How to Enlist the Experts

What’s the best way to get programmers, product managers, salespeople and customer support reps interested in helping you to create better content? In our experience, explaining how superior content improves the lives of all stakeholders goes a long way.

The argument for everyone to feel invested in marketing content mastery has two levels to it: micro and macro. On a micro level, better content makes individual stakeholders’ lives easier. If a sales rep, for example, is answering the same question over and over again, having a published web page that explains the answer helps to shrink the volume of queries and also gives the sales rep a great resource for sharing answers.
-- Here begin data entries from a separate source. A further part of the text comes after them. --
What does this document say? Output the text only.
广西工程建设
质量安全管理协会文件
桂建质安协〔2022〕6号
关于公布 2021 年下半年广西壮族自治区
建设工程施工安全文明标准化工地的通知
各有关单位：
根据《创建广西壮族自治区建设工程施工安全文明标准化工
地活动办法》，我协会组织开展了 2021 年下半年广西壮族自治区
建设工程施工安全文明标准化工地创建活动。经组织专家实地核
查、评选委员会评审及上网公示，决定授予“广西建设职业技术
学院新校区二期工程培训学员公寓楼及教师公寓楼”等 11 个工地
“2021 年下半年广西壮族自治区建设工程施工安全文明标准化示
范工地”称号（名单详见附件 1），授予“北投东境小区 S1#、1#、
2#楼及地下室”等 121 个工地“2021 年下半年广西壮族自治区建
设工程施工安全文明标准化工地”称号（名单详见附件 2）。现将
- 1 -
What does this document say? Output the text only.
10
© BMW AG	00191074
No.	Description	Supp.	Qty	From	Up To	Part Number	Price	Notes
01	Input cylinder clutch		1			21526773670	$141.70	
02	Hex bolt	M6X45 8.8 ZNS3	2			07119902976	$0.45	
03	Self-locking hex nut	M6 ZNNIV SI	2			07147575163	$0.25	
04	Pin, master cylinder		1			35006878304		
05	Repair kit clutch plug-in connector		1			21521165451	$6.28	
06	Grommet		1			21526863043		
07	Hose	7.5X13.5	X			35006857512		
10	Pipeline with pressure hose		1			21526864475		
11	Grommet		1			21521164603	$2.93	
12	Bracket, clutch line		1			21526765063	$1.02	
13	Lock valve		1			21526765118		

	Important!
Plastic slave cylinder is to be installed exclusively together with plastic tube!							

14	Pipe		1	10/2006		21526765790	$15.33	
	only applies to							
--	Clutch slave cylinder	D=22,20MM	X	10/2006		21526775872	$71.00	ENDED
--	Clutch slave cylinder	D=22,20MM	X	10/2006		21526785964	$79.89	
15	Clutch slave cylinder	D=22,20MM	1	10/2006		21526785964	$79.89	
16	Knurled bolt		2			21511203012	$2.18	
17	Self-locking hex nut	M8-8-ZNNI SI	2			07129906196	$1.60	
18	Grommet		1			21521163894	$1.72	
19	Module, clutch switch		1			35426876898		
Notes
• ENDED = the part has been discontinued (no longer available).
On a macro level, better content makes for better inbound marketing performance, which makes for better all-around business performance, which is the goal of everyone in the company, right?

The key to enlisting help from these people in other departments is explaining to them what inbound marketing is all about, how it works and why their specific contributions will represent major game-changers to the success of the marketing strategy.

Make it clear that you want to hear their ideas about new directions and modes of thinking for the entire company – and that virtually all innovative ideas can be turned into interesting content. When the support team encounters a new challenge that seems to be trending among customers, for example, they should immediately alert you so you can work together on an idea for a new content piece.

Foster a Content Creation Culture

Granted, the initial reaction you receive from other departments may be, “That’s not my job – that’s your job.” On the surface, that’s 100% true, but you shouldn’t give up on convincing at least a few key allies from different units. Ideally, though, you’ll get a decent percentage of the company on board with sharing ideas with you at the least and maybe even writing their own blog posts.

In order to encourage wider excitement for content creation, praise your contributors for each success, even the little ones. Nurture their love for content creation, so that they will continue to contribute in the long term. Keep telling those who are on board how much you appreciate their efforts, and use their successes to pull in those who haven’t come on board yet. No matter what you do, though, never belittle or criticize an idea, even if you have zero intention to use it.

Ultimately, your best bet for recruiting your company’s subject matter experts onto your content creation team is proof that content marketing works. Show them examples of the pieces you’ve published, and how they’ve been used. Start by getting the sales team to explain how they use your blog posts and whitepapers as sales tools. Then move up the chain by illustrating how your guest posts are establishing the senior management as thought leaders. Display your company’s digital footprint and the ROI you’ve achieved.

As the wins build up, the task of pulling people in will become increasingly easier. Your company's culture will start to change as team members begin to recognize the power and benefits of great content.

Empower them to Contribute Easily

Even if they’re intrigued, your in-house subject matter experts will still have their primary jobs to do. This means that you’ll need systems in place to make it easy for them to contribute. If you demand full-blown articles with optimized titles, embedded contextual links, and original graphics, you’ll end up with nothing.

Cultivate relationships with each team and find out what method is easiest for them. A form that feeds submissions to a Google spreadsheet? Dropping you voicemails with idea brainstorms? Outlines sketched on napkins during lunch? It may not be your content creation process, but whatever tools need to be put in place to make it as friction-free as possible for your contributors – do it.

When you write that next email newsletter about your company’s latest product rollout, you will need an internal subject matter expert to be willing to take a look, provide constructive feedback and ultimately sign off on the article, just like the fire inspector signs off on our metaphorical house. Without these prized experts’ participation, you’ll never achieve the sign-off you need to take your marketing to the next level.